Reflections · Dispatch № 01

Is Claude Making You Dumber?

Stop using Claude as a vending machine.

Is Claude Making You Dumber?

If you feel smarter every time you use Claude, you might be getting dumber.

I was.

You're working on something and you just want a quick answer. "Claude will just figure it out."

You're treating Claude like a vending machine. That reflex, offloading your mental effort, is the trap. The path of least resistance becomes the only path you know.

That's what I'm fighting against.

I realized I was blindly trusting Claude's responses when I started reading the sources it was citing. I was researching an MIT study using zurf. When I told Claude to research a question I had, it usually used the ask command, which internally uses Perplexity. It turns out these responses were usually hallucinations from Perplexity, even when it "grounds" its responses from the internet. Claude was blindly trusting Perplexity, and I was blindly trusting Claude.

So I told Claude to fetch from multiple sources directly and compare all of them to give me a final response. And I found a different issue. The sources Claude was using were blog posts, third-party websites, middlemen, not the real source, the research. When I read one of the articles and compared it with the content from the real source, I found that the interpretation of the results in the blog post was different from my interpretation.

The brain optimizes for efficiency. Remove friction, and it stops thinking. An MIT study, "Your Brain on ChatGPT: Accumulation of Cognitive Debt when Using an AI Assistant for Essay Writing Task", found that LLMs reduce friction in answering questions. However, this convenience comes with a cognitive cost. We tend to accept whatever LLMs tell us without critically evaluating it. The path of least resistance with AI leads to cognitive disengagement.

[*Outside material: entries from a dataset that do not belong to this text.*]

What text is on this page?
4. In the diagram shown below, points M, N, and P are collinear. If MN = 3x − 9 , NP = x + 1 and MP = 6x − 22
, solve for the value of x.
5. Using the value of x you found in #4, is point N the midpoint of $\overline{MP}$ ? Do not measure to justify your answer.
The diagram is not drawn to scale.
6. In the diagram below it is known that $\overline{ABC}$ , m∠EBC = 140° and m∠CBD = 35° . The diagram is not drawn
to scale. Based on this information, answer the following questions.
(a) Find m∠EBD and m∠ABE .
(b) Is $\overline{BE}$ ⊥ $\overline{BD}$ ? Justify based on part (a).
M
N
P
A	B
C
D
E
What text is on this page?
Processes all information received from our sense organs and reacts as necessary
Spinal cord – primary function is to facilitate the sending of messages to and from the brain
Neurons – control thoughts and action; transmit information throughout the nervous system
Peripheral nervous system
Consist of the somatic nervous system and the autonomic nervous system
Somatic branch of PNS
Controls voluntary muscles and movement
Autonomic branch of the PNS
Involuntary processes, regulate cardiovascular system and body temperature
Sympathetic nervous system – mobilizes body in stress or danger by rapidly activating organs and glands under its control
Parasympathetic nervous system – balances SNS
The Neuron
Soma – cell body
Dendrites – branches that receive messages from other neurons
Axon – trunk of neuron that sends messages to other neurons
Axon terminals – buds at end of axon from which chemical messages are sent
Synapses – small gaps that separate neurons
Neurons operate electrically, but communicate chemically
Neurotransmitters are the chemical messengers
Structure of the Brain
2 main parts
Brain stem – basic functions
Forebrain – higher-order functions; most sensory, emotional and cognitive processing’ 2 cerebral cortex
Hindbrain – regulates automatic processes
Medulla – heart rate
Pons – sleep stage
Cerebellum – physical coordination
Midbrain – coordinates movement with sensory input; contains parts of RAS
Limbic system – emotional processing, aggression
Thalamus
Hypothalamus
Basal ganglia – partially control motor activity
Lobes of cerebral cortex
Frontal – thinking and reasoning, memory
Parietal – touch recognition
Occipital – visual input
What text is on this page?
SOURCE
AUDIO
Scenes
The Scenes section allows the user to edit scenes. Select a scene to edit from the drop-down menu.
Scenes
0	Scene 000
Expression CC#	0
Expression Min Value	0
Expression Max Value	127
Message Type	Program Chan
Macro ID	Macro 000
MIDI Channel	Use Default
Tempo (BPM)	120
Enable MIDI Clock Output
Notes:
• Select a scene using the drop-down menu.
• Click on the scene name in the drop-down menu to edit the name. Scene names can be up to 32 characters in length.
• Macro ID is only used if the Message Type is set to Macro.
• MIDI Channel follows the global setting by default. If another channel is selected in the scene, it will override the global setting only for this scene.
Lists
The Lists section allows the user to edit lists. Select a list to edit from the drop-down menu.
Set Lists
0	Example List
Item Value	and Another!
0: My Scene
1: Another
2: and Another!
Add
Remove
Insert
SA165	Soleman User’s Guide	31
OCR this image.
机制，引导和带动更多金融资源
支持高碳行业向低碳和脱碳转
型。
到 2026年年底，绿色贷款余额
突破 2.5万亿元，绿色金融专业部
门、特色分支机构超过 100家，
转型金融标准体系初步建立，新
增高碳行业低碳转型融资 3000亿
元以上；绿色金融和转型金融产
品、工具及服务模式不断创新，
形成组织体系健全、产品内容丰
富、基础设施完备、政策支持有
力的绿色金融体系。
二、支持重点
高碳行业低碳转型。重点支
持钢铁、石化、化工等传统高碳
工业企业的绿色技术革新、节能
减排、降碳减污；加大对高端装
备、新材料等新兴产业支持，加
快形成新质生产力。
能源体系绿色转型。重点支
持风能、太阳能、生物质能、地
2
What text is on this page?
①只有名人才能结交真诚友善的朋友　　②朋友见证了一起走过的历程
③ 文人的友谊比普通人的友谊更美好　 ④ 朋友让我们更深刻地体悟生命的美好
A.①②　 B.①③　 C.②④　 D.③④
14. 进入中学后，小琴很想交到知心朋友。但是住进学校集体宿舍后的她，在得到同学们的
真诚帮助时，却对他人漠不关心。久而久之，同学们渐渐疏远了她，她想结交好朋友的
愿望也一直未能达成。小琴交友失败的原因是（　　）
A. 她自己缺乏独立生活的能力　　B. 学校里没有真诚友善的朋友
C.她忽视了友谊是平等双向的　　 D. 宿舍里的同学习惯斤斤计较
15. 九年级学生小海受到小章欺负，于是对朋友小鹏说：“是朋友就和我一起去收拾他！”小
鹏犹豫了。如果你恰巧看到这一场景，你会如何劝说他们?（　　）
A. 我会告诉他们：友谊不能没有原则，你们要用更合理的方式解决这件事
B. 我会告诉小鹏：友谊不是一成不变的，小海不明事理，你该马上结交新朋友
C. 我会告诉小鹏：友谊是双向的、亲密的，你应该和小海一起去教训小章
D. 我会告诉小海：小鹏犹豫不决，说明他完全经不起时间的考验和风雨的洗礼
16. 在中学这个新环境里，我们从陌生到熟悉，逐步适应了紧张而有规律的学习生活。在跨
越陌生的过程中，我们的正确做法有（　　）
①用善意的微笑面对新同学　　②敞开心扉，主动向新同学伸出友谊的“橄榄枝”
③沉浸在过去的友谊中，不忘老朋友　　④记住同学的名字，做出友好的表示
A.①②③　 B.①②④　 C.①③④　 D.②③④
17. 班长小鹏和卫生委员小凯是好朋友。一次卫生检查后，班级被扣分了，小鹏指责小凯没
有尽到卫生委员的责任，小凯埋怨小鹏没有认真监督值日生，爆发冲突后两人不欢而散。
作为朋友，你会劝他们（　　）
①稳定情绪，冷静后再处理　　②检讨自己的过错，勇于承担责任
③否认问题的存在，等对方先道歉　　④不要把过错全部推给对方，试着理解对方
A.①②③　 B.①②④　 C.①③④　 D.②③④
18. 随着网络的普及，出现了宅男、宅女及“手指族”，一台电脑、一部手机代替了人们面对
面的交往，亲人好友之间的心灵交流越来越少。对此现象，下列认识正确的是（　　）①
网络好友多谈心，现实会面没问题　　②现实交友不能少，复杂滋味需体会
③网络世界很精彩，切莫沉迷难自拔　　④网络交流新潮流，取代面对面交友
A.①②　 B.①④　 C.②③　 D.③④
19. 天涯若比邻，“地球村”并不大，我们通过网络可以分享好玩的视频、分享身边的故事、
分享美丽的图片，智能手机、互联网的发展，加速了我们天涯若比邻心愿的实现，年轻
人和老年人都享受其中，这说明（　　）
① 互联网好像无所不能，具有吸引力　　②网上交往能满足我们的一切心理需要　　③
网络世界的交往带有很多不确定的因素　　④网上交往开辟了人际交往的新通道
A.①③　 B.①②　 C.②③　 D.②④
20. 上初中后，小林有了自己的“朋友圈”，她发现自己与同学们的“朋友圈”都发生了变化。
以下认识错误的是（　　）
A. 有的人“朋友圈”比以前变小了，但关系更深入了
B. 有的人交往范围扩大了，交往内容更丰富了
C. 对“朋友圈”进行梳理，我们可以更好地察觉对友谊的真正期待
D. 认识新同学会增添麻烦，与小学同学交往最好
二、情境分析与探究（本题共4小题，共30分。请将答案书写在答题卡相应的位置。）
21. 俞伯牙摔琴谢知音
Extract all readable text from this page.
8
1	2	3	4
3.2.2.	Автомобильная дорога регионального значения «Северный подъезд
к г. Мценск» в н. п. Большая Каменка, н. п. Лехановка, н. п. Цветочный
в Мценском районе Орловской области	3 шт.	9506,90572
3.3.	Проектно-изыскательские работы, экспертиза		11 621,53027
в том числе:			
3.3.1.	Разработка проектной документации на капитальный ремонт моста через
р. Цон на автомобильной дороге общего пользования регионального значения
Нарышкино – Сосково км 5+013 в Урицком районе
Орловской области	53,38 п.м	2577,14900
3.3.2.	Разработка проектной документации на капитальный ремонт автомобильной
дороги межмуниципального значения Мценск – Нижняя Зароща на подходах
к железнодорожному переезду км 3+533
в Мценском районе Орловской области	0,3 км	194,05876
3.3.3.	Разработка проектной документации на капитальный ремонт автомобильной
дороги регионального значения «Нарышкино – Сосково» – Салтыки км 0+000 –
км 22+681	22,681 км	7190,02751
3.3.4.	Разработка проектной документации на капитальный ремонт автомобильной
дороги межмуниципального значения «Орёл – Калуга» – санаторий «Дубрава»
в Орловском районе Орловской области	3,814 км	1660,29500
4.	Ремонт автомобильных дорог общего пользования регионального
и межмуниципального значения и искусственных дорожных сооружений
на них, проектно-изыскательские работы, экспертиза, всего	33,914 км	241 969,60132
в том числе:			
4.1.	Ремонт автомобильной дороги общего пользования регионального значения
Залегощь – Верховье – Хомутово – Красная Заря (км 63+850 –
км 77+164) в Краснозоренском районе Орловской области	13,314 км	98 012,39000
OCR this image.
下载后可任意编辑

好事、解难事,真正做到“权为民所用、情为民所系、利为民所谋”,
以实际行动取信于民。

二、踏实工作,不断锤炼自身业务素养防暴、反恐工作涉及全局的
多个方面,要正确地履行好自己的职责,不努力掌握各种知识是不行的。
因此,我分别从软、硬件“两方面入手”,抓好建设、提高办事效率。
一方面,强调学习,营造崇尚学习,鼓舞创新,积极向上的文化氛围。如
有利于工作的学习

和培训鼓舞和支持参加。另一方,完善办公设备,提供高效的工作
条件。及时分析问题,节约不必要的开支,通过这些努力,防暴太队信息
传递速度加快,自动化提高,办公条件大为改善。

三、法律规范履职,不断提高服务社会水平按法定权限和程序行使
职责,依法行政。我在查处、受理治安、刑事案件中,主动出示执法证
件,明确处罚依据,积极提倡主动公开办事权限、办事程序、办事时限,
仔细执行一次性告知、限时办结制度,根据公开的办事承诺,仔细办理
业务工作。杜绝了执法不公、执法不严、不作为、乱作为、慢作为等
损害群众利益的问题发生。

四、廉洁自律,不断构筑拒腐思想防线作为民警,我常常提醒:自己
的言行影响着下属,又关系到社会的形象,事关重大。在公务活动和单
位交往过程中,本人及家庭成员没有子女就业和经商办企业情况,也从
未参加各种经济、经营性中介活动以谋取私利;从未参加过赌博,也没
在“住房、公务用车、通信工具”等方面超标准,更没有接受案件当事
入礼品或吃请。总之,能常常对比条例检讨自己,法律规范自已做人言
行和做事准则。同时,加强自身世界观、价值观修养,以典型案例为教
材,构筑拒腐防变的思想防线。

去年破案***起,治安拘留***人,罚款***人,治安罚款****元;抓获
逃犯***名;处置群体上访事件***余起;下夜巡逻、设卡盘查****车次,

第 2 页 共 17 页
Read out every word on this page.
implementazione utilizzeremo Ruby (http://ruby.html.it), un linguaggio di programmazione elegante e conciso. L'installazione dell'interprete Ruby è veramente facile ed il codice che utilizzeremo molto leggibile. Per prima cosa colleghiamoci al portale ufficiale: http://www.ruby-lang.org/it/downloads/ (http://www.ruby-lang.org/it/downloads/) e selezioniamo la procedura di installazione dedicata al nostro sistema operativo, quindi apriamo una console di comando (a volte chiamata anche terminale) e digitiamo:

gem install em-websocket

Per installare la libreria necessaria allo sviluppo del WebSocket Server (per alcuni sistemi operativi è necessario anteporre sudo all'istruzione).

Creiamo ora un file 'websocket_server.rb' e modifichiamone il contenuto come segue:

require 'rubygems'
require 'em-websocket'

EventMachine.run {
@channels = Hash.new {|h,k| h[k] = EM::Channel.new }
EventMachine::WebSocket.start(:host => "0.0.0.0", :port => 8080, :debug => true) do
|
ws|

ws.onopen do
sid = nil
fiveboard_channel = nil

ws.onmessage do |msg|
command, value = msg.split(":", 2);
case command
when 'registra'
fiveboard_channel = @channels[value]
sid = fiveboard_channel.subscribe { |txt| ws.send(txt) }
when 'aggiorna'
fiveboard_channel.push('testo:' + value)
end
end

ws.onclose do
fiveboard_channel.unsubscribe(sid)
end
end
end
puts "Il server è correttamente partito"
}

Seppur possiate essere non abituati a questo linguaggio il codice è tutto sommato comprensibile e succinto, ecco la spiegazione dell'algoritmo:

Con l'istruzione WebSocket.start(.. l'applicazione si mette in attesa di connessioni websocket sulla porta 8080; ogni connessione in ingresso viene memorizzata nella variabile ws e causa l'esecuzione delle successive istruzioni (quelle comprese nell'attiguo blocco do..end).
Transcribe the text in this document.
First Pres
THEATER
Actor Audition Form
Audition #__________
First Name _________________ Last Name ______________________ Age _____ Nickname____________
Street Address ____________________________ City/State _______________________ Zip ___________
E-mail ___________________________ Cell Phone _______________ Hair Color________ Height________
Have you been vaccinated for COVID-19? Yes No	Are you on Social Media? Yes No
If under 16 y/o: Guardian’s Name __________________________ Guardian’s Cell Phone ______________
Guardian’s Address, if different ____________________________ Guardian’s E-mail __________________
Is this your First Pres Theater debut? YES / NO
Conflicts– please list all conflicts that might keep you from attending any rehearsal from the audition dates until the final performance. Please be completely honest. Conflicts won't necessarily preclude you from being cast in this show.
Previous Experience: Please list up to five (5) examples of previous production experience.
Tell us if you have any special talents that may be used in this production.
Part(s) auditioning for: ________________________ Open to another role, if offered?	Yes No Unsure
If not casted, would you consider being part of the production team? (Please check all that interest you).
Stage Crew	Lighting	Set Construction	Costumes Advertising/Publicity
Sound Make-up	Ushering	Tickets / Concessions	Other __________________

But, there is a better way.

28 questions. 460-line decisions file. 10 research files. Because I asked Claude to "grill" me about a feature I thought I'd already figured out.

I have a "grill-me" skill that relentlessly asks you questions until you and Claude reach a shared understanding of the idea, plan, or design. Claude automatically creates a "decisions" file where we put context, each question with exploration and final decision, pending researches, and finally a short paragraph explaining the why.

I wanted to build the subscriptions feature for Resumeskit. I had an idea in my head about what I wanted, and I thought it was enough. But I decided to use the skill in case I missed something.

The feature mutated into the most complex one in the project. Now I better understand it, and this document helps me and Claude to build a better version of it. It's not perfect, but it's way better than a 10-line prompt explaining the feature.

This grilling process requires a lot of mental engagement. It's an exhausting process, and I believe it should be. That's where I spend more time now. On thinking, and using Claude to help me think.

The AI that saves you mental effort makes you dumber. The AI that creates mental effort for you makes you sharper.

Go to the source. When researching something, go deep. Use Claude to give you diversity, but go to the source. Read it. Learn from it. This takes time. But this beats just accepting whatever Claude says.

Going deep is where I find great books/material to read and learn from, like "Thinking in Systems" by Donella Meadows, which I decided to read while I was researching for Stop and Think: Solve It Once, Use It Forever. Now I see everything as a system.

Make Claude grill you. Use Claude to interview you about any idea, plan or design you have. Use it to find the gaps, the edge cases, to define pros vs cons. It will force you to think clearer. You'll be surprised to know the things you haven't questioned.

Follow your curiosity thread. Be curious, ask questions. That's how you learn. It's so easy to learn new concepts with Claude, but you have to do the mental work. Don't leave everything to Claude. What started as "Why is JavaScript so popular for building software products when there are frameworks like Laravel on PHP that are way better?" ended with me exploring Python and FastAPI, because most AI-first businesses run on it.

Are you going to leave Claude to do the thinking for you? Or are you going to use it to make you sharper?